What’s more, the bill addresses another critical need by increasing Medicaid reimbursements to providers – which will help reduce cost shifts from Medicaid to private-sector payers.
Unfortunately, the bill also creates two new government authorities that are charged with exploring various health care reform efforts – including the imposition of a government-run, single-payer system and a system of universal primary care access.
But the ultimate fate of SB-1484 rests with negotiations over the new state budget and the fact that the bill’s price tag is nearly $400 million over the next two years.
Gov. Rell said she would not sign the bill until an agreement was reached on a new state budget. One of the bill’s major provisions alone, the higher reimbursement rates for providers, will cost taxpayers $150 million. Proponents of the bill, however, said most of its costs will be picked up by federal payments.
Pooling efforts die
Various bills that would begin to impose some form of a statewide government-run health care system on Connecticut's citizens died in the legislature.

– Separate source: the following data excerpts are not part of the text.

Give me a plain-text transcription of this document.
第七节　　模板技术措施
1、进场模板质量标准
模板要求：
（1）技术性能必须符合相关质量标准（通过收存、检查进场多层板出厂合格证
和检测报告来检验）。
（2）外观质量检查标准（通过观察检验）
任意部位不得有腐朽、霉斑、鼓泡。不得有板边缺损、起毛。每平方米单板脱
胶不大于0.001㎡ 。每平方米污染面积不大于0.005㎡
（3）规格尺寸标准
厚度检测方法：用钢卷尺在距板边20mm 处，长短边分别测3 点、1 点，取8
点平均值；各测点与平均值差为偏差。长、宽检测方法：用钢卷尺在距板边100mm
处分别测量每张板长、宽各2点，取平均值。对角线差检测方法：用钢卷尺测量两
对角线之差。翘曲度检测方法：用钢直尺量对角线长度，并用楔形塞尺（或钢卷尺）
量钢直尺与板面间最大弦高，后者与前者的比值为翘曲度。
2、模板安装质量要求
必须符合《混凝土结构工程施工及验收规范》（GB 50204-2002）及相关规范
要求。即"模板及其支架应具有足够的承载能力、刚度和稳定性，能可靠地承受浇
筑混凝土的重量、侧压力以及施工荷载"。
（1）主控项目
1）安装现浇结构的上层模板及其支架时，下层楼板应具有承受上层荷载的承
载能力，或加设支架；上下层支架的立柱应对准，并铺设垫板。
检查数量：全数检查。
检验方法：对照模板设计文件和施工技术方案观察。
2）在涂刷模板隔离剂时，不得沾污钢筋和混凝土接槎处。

Specifically, emergency certified bill HB-7433, which would have created a statewide health insurance purchasing pool -- a first step to a single payer system -- was not acted upon by either chamber by the end of the regular session.
Also, HB-7314, which would have eradicated Connecticut's current employer sponsored health insurance system and supplanted it with a costly and unsustainable single payer system, met a similar fate.
While the legislature has officially closed its business on the 2007 regular session, CBIA urges lawmakers not to revive failed efforts for government-run and controlled health systems during the special session.